With Australia being amongst the first countries on earth to ring in the New Year, Sydney’s Catholic parishes had the added blessing of celebrating the first Holy Masses for 2025.
From Lidcombe to Liverpool and churches in between, thousands of Catholics filled their parishes to give thanks to God for the year that has been and to pray for the year to come.
The first day of January is a date that the church not only solemnly celebrates the Blessed Virgin Mary in her role as the Mother of God, but it concludes the Christmas Octave and universally prays for world peace.
As per the Catholic custom, the final hour of the year is spent before the Blessed Sacrament in Adoration and is followed by a Solemn Midnight Mass, thus ending 2024 and beginning 2025 in the presence of Our Lord.
Fr Greg Morgan, from St Catherine Laboure parish, used his homily during the midnight Mass to speak on Mary as the Mother of God.
The Gymea parish priest invited each of those present to make 2025 a year in which they explore the depths of their own hearts, looking to Mary as the ultimate example.
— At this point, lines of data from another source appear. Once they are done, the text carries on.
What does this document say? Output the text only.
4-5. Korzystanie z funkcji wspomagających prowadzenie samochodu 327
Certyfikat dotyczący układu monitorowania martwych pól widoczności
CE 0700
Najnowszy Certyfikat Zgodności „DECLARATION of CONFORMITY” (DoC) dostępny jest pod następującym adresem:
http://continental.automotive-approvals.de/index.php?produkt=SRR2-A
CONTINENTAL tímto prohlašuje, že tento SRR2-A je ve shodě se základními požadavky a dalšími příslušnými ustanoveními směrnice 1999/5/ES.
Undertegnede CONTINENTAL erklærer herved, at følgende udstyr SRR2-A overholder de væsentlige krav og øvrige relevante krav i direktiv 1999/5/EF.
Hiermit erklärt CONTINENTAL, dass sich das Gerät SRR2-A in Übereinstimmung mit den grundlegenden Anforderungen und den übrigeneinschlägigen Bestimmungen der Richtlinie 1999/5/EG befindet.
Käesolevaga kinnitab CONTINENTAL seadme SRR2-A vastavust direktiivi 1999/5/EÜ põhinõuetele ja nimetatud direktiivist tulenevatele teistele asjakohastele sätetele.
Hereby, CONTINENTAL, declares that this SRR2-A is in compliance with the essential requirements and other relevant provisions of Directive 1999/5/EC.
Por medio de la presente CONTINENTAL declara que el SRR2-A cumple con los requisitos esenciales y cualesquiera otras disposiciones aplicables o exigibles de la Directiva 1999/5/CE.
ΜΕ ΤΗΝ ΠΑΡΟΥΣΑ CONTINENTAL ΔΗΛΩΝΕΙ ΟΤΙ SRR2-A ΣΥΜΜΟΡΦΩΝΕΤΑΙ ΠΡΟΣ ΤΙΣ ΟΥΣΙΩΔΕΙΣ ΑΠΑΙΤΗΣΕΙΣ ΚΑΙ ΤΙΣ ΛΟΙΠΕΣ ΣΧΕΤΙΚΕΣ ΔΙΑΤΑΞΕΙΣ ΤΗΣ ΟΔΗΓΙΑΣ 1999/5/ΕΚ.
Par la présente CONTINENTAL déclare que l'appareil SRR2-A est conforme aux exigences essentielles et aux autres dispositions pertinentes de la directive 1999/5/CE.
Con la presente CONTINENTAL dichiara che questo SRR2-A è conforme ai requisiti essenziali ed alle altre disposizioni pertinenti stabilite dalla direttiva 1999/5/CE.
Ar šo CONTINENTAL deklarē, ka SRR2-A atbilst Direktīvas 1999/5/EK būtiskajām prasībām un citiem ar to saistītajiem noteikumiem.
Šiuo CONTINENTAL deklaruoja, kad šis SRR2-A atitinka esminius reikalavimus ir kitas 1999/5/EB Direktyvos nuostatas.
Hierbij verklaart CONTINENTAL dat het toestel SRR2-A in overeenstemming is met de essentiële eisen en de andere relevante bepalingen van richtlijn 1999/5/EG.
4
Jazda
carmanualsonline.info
In Sydney’s west, Somascan Fr Chris de Sousa CRS spoke on the three major points of celebration for 1 January with Our Blessed Mother as the thread that tied them all together.
“When we were baptised, we became brothers and sisters of Jesus Christ, through uniting ourselves to him we could ‘receive adoption as sons’ of God,” said the assistant priest at St Joseph’s Moorebank and St Christopher’s Holsworthy.
“We also call Mary ‘Mother,’ just as Christ, our brother, does and if Jesus is the Prince of Peace, then Mary is the Queen of Peace.
“If we truly want to experience peace in our hearts, our families, and peace in our world, we can do no better than to follow the example of our prince and our queen.
“My dear brother and sisters, if we follow our Mother’s example, by keeping Christ the light of the world in the spotlight of our hearts, his grace will gradually heal our wounds, strengthen our weakness, resolve our conflicts, and bring us more and more of his peace.”
While celebrating the Mass for the solemnity at St Peter’s Basilica in the Vatican, Pope Francis pleaded for peace and the protection of human life, calling for “a firm commitment to promote respect for the dignity of human life, from conception to natural death.”
The Pontiff brought together the Solemnity of Mary, Mother of God, and the 58th World Day of Peace by emphasising that “Protecting life, caring for wounded life, restoring dignity to the life of every ‘born of woman’ is the fundamental basis for building a civilization of peace.”
Pope Francis concluded by entrusting the new jubilee year to Mary, praying that “hope may be reborn and peace may finally spring up for all the peoples of the earth.”
The Solemnity of Mary, Mother of God originated from the Council of Ephesus in 431, where the title “Mother of God” (Theotokos) was confirmed for Mary.
Throughout history, there have been many movements to establish a feast honouring Mary as the Mother of God, however, this solemnity only became an official one in the 20th century when Pope Paul VI encouraged the restoration of the Solemnity of Mary, the holy Mother of God, in his apostolic exhortation Marialis Cultus on 2 February, 1974.